I’ve talked extensively about micro-moments in some other blog articles, and when we define the best practices for using our mobile ad platform across a broad spectrum of industries, we nearly always refer to the fact that providing useful information during a micro-moment is a major component of successfully presenting your business or product to someone who is interested or could benefit at that point in time.

This greatly increases the chances that a user will respond to the prompt and engage or interact with your particular business, instead of with a competitor.

Consumers now believe that answers to their most specific questions are out there, and they trust search to deliver the right response at the right time.

Personal search is gaining in popularity, and it’s being nurtured by the search engines like Google.  People believe that they can find what they are looking for, using natural language search functions and voice commands.  Search engine technology has grown and developed into a platform that inspires confidence among users, no matter what age or demographic group.

How does this affect your business?

Personal search means that you need to actively work on building a bigger presence in search results.  Just because you are a local business owner does not mean you should ignore the digital world.

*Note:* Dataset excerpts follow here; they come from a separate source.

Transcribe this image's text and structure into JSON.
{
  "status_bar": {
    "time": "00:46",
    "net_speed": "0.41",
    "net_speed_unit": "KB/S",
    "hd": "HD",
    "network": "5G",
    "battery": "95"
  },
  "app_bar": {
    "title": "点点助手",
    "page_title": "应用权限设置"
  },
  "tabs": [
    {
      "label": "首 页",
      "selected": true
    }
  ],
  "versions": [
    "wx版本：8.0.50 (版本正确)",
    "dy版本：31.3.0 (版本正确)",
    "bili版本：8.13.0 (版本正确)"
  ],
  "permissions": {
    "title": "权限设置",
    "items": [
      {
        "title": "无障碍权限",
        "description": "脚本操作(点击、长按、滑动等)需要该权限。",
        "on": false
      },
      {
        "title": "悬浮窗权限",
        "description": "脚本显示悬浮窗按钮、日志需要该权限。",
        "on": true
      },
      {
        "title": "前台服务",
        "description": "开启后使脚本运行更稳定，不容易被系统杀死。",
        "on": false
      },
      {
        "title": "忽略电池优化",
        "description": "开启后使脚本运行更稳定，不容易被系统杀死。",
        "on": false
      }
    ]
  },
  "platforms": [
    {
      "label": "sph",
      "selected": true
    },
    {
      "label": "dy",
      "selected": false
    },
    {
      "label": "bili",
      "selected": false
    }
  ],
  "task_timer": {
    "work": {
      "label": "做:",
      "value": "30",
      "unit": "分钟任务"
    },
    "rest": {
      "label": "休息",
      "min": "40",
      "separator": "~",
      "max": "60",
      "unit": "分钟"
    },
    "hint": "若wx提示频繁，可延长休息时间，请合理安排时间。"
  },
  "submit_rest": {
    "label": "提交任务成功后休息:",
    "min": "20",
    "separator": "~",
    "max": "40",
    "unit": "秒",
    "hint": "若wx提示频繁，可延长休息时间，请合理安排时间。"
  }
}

  1. Make sure your webpages are clean, modern, up to date and fully responsive with mobile devices.  If you do not do this, Google will penalize you in search results.
  2. Participate in social media for your business.  Many people say that Google+ is a waste of time, but the reality is that Google does recognize (it is their platform!) and will skew the search results to include your + content.  LinkedIn, Facebook, Twitter – all of these will help boost your results,  but it’s best to pick just one, maybe two, and focus your efforts there, especially if you don’t have a dedicated social media person on your marketing team.
  3. Make sure you are included in review sites.  Whether it’s Yelp, Google Maps reviews (I would suggest that you spend some time reviewing stuff on Maps so that you learn how it works), or other sites specific to your business type or location, it’s important that you are included in the results on these sites.
  4. Take ownership of your local business in Google.  Do it here –https://www.google.com/business/
    Add your contact info, hours, descriptions, etc and keep the information up to date.  If you do not, people will complain to Google and you will suffer in the results returned to users during personal search.

 

If you follow these simple steps, you will find your business included in search results more often and more favorably.  If you don’t do it, then your competitors will, and you will pay the price for their hard work.

 

It’s almost always best to work smarter before you work harder.